After first implying that he would rather pursue the ban through the city council than through top-down regulation, current New York City Mayor Bill de Blasio suddenly announced earlier this month his intention to take up former Mayor Michael Bloomberg’s ridiculously unworkable big-soda ban, which a New York Supreme Court judge shot down as such last year. With any luck de Blasio won’t prove any more successful than his predecessor with that particular misadventure in nanny-statism, but in the meantime, if there are any other places you might expect to take up that sort of cause, Illinois would probably be at the top of the list.
Fortunately, however, state legislators looking at a similar type of proposal for a tax on sugar-sweetened beverages felt rather disinclined, via the Chicago Tribune:
A panel of House lawmakers today voted down a proposal to impose a tax of one penny per ounce of sugar-sweetened beverages, saying it would have cost consumers an extra $2.88 per case of soda.
Sponsoring Rep.
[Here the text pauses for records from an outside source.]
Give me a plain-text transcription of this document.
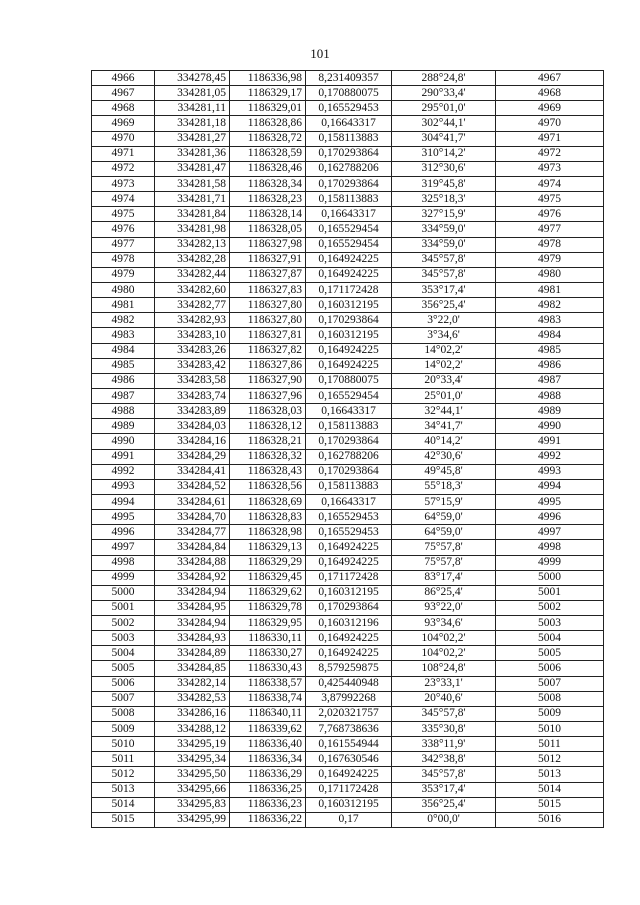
101
4966	334278,45	1186336,98	8,231409357	288°24,8'	4967
4967	334281,05	1186329,17	0,170880075	290°33,4'	4968
4968	334281,11	1186329,01	0,165529453	295°01,0'	4969
4969	334281,18	1186328,86	0,16643317	302°44,1'	4970
4970	334281,27	1186328,72	0,158113883	304°41,7'	4971
4971	334281,36	1186328,59	0,170293864	310°14,2'	4972
4972	334281,47	1186328,46	0,162788206	312°30,6'	4973
4973	334281,58	1186328,34	0,170293864	319°45,8'	4974
4974	334281,71	1186328,23	0,158113883	325°18,3'	4975
4975	334281,84	1186328,14	0,16643317	327°15,9'	4976
4976	334281,98	1186328,05	0,165529454	334°59,0'	4977
4977	334282,13	1186327,98	0,165529454	334°59,0'	4978
4978	334282,28	1186327,91	0,164924225	345°57,8'	4979
4979	334282,44	1186327,87	0,164924225	345°57,8'	4980
4980	334282,60	1186327,83	0,171172428	353°17,4'	4981
4981	334282,77	1186327,80	0,160312195	356°25,4'	4982
4982	334282,93	1186327,80	0,170293864	3°22,0'	4983
4983	334283,10	1186327,81	0,160312195	3°34,6'	4984
4984	334283,26	1186327,82	0,164924225	14°02,2'	4985
4985	334283,42	1186327,86	0,164924225	14°02,2'	4986
4986	334283,58	1186327,90	0,170880075	20°33,4'	4987
4987	334283,74	1186327,96	0,165529454	25°01,0'	4988
4988	334283,89	1186328,03	0,16643317	32°44,1'	4989
4989	334284,03	1186328,12	0,158113883	34°41,7'	4990
4990	334284,16	1186328,21	0,170293864	40°14,2'	4991
4991	334284,29	1186328,32	0,162788206	42°30,6'	4992
4992	334284,41	1186328,43	0,170293864	49°45,8'	4993
4993	334284,52	1186328,56	0,158113883	55°18,3'	4994
4994	334284,61	1186328,69	0,16643317	57°15,9'	4995
4995	334284,70	1186328,83	0,165529453	64°59,0'	4996
4996	334284,77	1186328,98	0,165529453	64°59,0'	4997
4997	334284,84	1186329,13	0,164924225	75°57,8'	4998
4998	334284,88	1186329,29	0,164924225	75°57,8'	4999
4999	334284,92	1186329,45	0,171172428	83°17,4'	5000
5000	334284,94	1186329,62	0,160312195	86°25,4'	5001
5001	334284,95	1186329,78	0,170293864	93°22,0'	5002
5002	334284,94	1186329,95	0,160312196	93°34,6'	5003
5003	334284,93	1186330,11	0,164924225	104°02,2'	5004
5004	334284,89	1186330,27	0,164924225	104°02,2'	5005
5005	334284,85	1186330,43	8,579259875	108°24,8'	5006
5006	334282,14	1186338,57	0,425440948	23°33,1'	5007
5007	334282,53	1186338,74	3,87992268	20°40,6'	5008
5008	334286,16	1186340,11	2,020321757	345°57,8'	5009
5009	334288,12	1186339,62	7,768738636	335°30,8'	5010
5010	334295,19	1186336,40	0,161554944	338°11,9'	5011
5011	334295,34	1186336,34	0,167630546	342°38,8'	5012
5012	334295,50	1186336,29	0,164924225	345°57,8'	5013
5013	334295,66	1186336,25	0,171172428	353°17,4'	5014
5014	334295,83	1186336,23	0,160312195	356°25,4'	5015
5015	334295,99	1186336,22	0,17	0°00,0'	5016
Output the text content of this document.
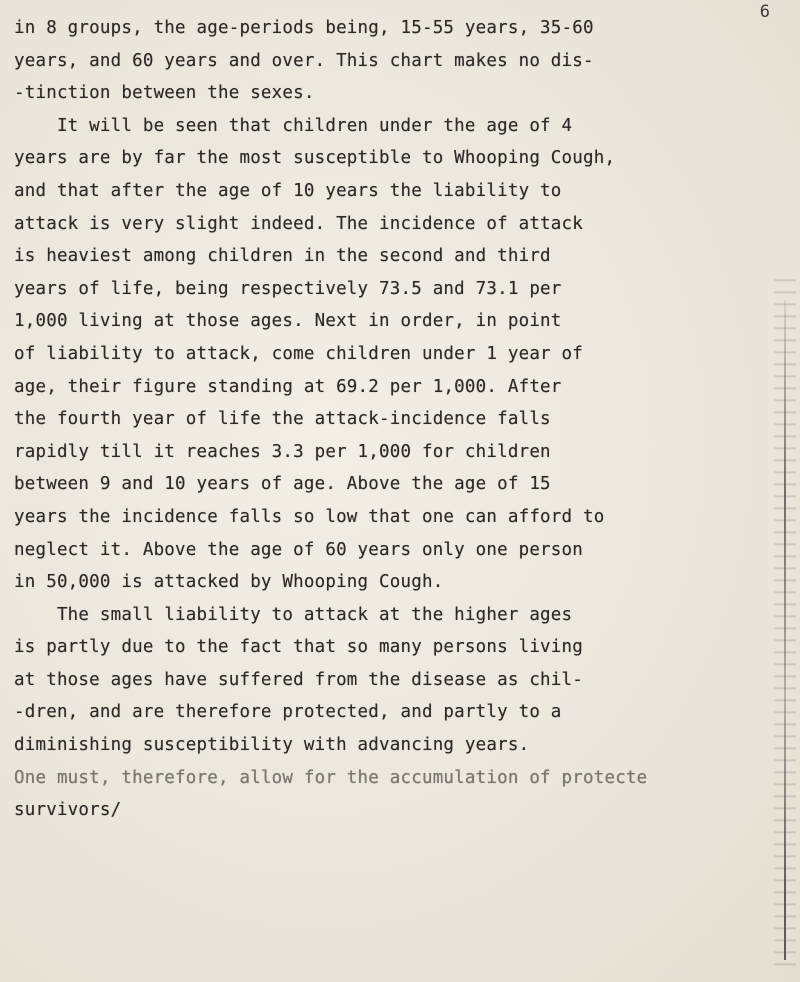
6
in 8 groups, the age-periods being, 15-55 years, 35-60
years, and 60 years and over. This chart makes no dis-
-tinction between the sexes.
It will be seen that children under the age of 4
years are by far the most susceptible to Whooping Cough,
and that after the age of 10 years the liability to
attack is very slight indeed. The incidence of attack
is heaviest among children in the second and third
years of life, being respectively 73.5 and 73.1 per
1,000 living at those ages. Next in order, in point
of liability to attack, come children under 1 year of
age, their figure standing at 69.2 per 1,000. After
the fourth year of life the attack-incidence falls
rapidly till it reaches 3.3 per 1,000 for children
between 9 and 10 years of age. Above the age of 15
years the incidence falls so low that one can afford to
neglect it. Above the age of 60 years only one person
in 50,000 is attacked by Whooping Cough.
The small liability to attack at the higher ages
is partly due to the fact that so many persons living
at those ages have suffered from the disease as chil-
-dren, and are therefore protected, and partly to a
diminishing susceptibility with advancing years.
One must, therefore, allow for the accumulation of protecte
survivors/
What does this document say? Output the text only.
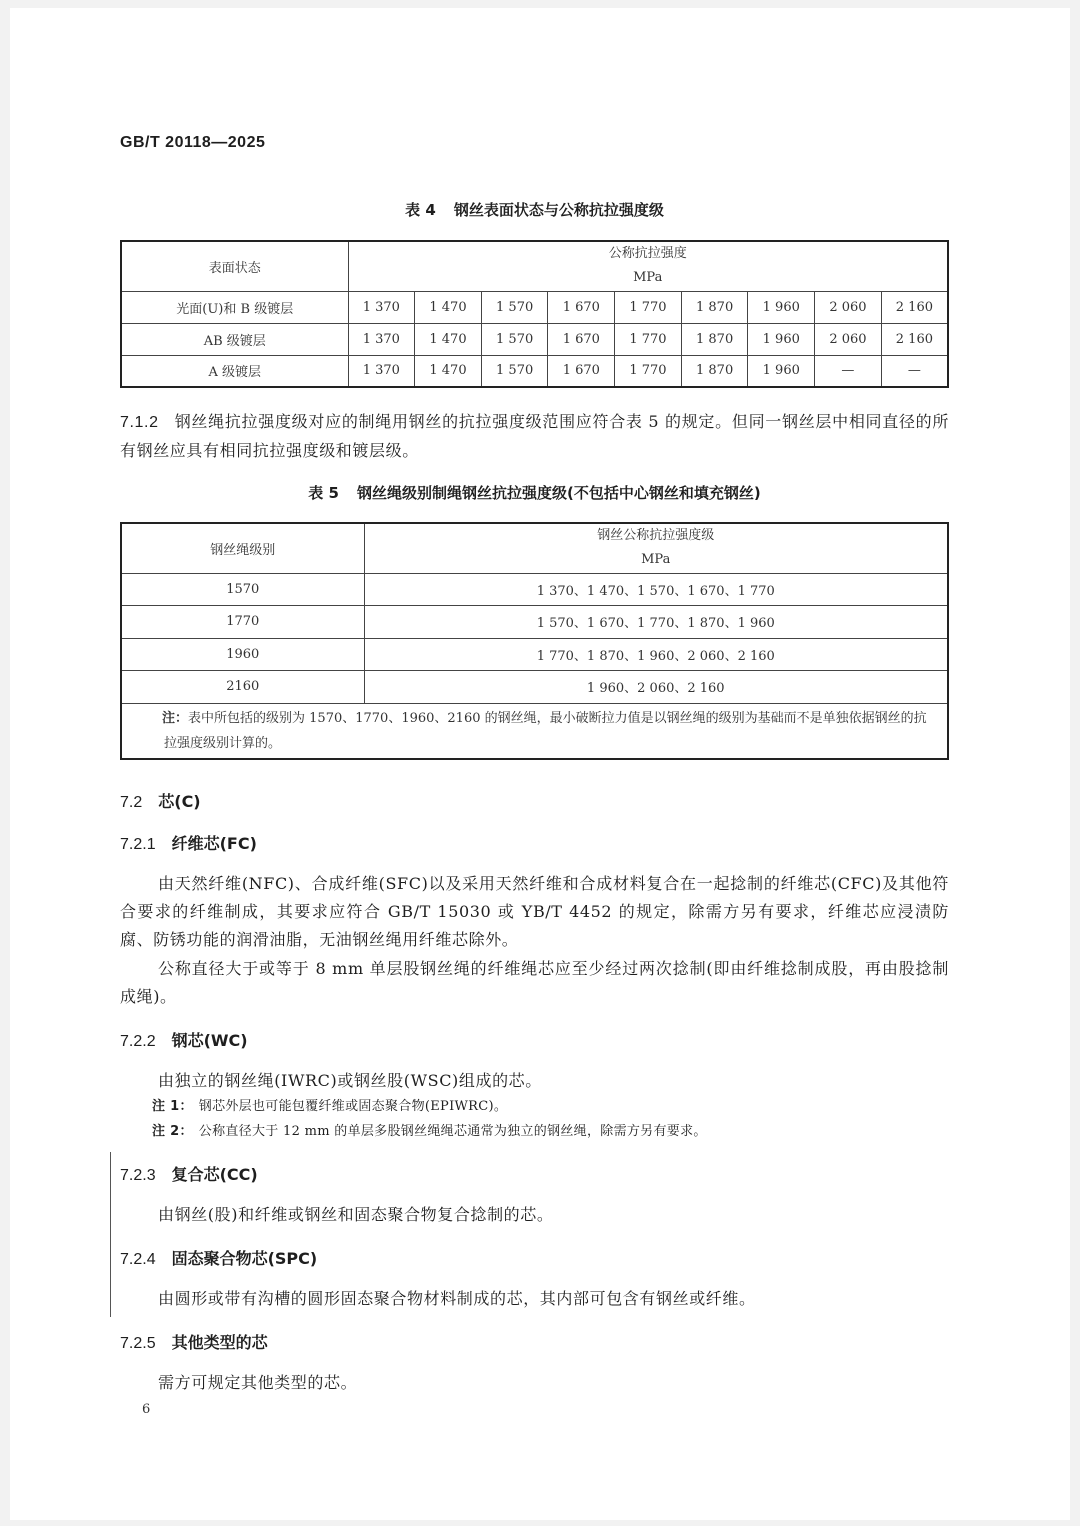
GB/T 20118—2025
表 4 钢丝表面状态与公称抗拉强度级
表面状态	公称抗拉强度
MPa								

光面(U)和 B 级镀层	1 370	1 470	1 570	1 670	1 770	1 870	1 960	2 060	2 160
AB 级镀层	1 370	1 470	1 570	1 670	1 770	1 870	1 960	2 060	2 160
A 级镀层	1 370	1 470	1 570	1 670	1 770	1 870	1 960	—	—
7.1.2 钢丝绳抗拉强度级对应的制绳用钢丝的抗拉强度级范围应符合表 5 的规定。但同一钢丝层中相同直径的所有钢丝应具有相同抗拉强度级和镀层级。
表 5 钢丝绳级别制绳钢丝抗拉强度级(不包括中心钢丝和填充钢丝)
钢丝绳级别	钢丝公称抗拉强度级
MPa

1570	1 370、1 470、1 570、1 670、1 770
1770	1 570、1 670、1 770、1 870、1 960
1960	1 770、1 870、1 960、2 060、2 160
2160	1 960、2 060、2 160
注：表中所包括的级别为 1570、1770、1960、2160 的钢丝绳，最小破断拉力值是以钢丝绳的级别为基础而不是单独依据钢丝的抗拉强度级别计算的。	
7.2 芯(C)
7.2.1 纤维芯(FC)
由天然纤维(NFC)、合成纤维(SFC)以及采用天然纤维和合成材料复合在一起捻制的纤维芯(CFC)及其他符合要求的纤维制成，其要求应符合 GB/T 15030 或 YB/T 4452 的规定，除需方另有要求，纤维芯应浸渍防腐、防锈功能的润滑油脂，无油钢丝绳用纤维芯除外。
公称直径大于或等于 8 mm 单层股钢丝绳的纤维绳芯应至少经过两次捻制(即由纤维捻制成股，再由股捻制成绳)。
7.2.2 钢芯(WC)
由独立的钢丝绳(IWRC)或钢丝股(WSC)组成的芯。
注 1： 钢芯外层也可能包覆纤维或固态聚合物(EPIWRC)。
注 2： 公称直径大于 12 mm 的单层多股钢丝绳绳芯通常为独立的钢丝绳，除需方另有要求。
7.2.3 复合芯(CC)
由钢丝(股)和纤维或钢丝和固态聚合物复合捻制的芯。
7.2.4 固态聚合物芯(SPC)
由圆形或带有沟槽的圆形固态聚合物材料制成的芯，其内部可包含有钢丝或纤维。
7.2.5 其他类型的芯
需方可规定其他类型的芯。
6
Robyn Gabel, D-Evanston, said she hoped the tax would generate up to $600 million a year in a state grappling for new dollars while steering people away from unhealthy drinks linked to obesity and diabetes.
Only two members of the House Revenue and Finance Committee voted in favor of the bill. Seven opposed it.
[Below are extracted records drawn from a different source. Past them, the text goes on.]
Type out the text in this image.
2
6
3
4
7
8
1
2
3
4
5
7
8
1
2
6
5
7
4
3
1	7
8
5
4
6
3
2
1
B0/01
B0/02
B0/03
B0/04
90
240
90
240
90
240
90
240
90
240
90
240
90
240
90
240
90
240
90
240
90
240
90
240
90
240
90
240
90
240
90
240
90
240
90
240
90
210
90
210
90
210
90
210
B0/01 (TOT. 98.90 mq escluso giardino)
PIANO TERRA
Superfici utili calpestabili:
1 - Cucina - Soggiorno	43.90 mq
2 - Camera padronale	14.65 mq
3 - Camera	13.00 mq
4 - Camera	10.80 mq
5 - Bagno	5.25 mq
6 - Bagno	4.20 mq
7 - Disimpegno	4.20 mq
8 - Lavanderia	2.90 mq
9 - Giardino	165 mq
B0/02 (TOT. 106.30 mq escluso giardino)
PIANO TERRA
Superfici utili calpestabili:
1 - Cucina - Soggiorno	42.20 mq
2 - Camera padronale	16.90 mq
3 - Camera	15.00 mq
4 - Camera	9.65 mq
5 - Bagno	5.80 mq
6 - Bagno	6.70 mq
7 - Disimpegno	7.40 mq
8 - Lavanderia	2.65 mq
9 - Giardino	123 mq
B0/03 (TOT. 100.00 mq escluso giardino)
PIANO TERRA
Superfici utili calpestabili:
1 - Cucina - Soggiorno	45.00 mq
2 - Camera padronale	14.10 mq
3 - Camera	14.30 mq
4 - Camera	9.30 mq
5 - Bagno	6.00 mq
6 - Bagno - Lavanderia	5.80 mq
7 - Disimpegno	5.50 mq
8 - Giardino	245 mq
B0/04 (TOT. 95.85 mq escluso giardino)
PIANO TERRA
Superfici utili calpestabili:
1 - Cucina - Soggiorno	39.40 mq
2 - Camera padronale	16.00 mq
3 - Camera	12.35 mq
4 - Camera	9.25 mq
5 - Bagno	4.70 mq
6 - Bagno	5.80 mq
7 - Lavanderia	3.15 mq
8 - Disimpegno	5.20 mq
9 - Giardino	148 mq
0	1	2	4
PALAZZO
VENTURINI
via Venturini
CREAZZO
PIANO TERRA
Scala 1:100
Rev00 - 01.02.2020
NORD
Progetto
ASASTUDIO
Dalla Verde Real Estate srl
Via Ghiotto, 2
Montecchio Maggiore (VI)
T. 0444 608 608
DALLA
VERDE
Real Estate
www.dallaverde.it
“This is a middle-class regressive tax,” said Rep. John Bradley, the Marion Democrat who chairs the panel. “This really hurts working people.”
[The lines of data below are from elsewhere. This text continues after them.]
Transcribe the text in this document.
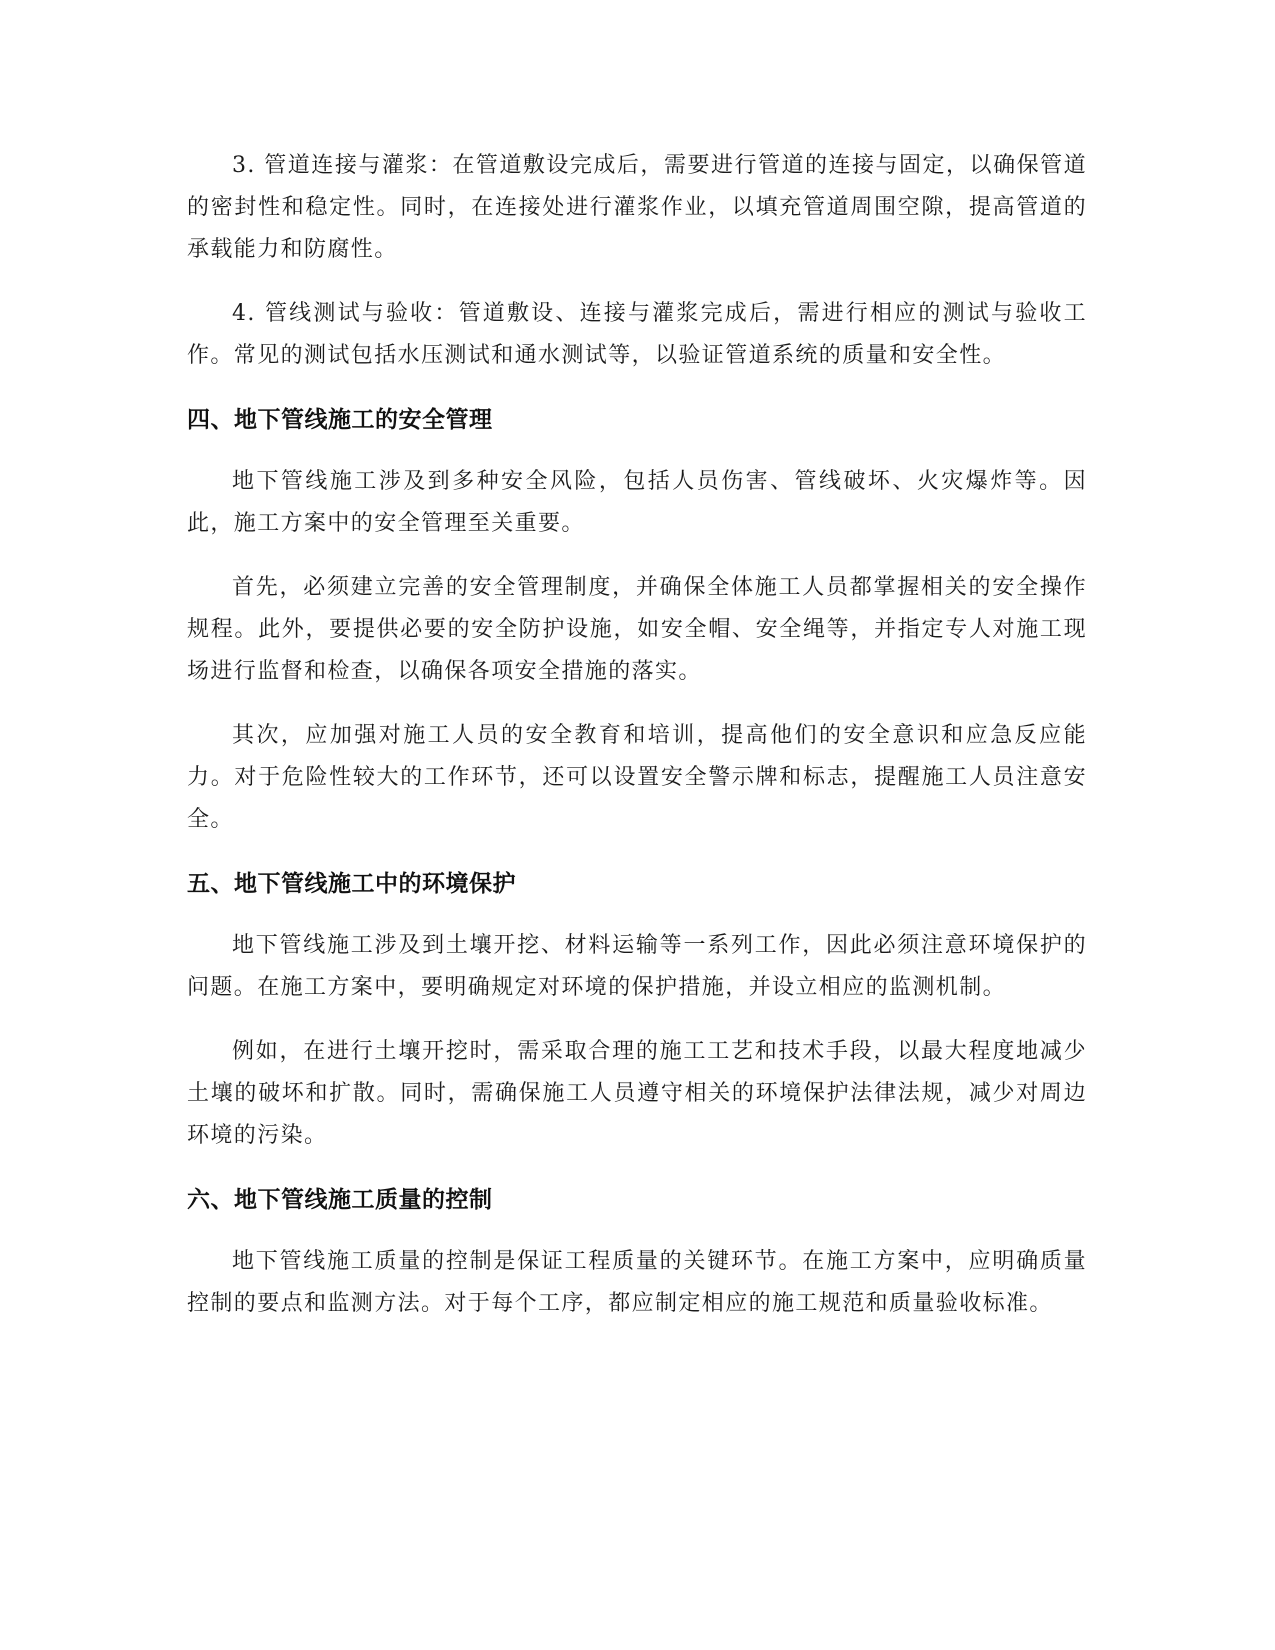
3. 管道连接与灌浆：在管道敷设完成后，需要进行管道的连接与固定，以确保管道的密封性和稳定性。同时，在连接处进行灌浆作业，以填充管道周围空隙，提高管道的承载能力和防腐性。

4. 管线测试与验收：管道敷设、连接与灌浆完成后，需进行相应的测试与验收工作。常见的测试包括水压测试和通水测试等，以验证管道系统的质量和安全性。

四、地下管线施工的安全管理

地下管线施工涉及到多种安全风险，包括人员伤害、管线破坏、火灾爆炸等。因此，施工方案中的安全管理至关重要。

首先，必须建立完善的安全管理制度，并确保全体施工人员都掌握相关的安全操作规程。此外，要提供必要的安全防护设施，如安全帽、安全绳等，并指定专人对施工现场进行监督和检查，以确保各项安全措施的落实。

其次，应加强对施工人员的安全教育和培训，提高他们的安全意识和应急反应能力。对于危险性较大的工作环节，还可以设置安全警示牌和标志，提醒施工人员注意安全。

五、地下管线施工中的环境保护

地下管线施工涉及到土壤开挖、材料运输等一系列工作，因此必须注意环境保护的问题。在施工方案中，要明确规定对环境的保护措施，并设立相应的监测机制。

例如，在进行土壤开挖时，需采取合理的施工工艺和技术手段，以最大程度地减少土壤的破坏和扩散。同时，需确保施工人员遵守相关的环境保护法律法规，减少对周边环境的污染。

六、地下管线施工质量的控制

地下管线施工质量的控制是保证工程质量的关键环节。在施工方案中，应明确质量控制的要点和监测方法。对于每个工序，都应制定相应的施工规范和质量验收标准。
The main Democratic sponsor of the bill made all of the usual arguments in favor of the levy, i.e. discouraging obesity and beating back rising healthcare costs, but I’m always bemused by progressives’ gravitation toward sin taxes: They can evidently readily recognize the general truth that, when you tax a certain behavior, you reliably get less of it. Why they persist in arguing in favor of taxes that effectively tax behaviors like job creation, then, remains a mystery.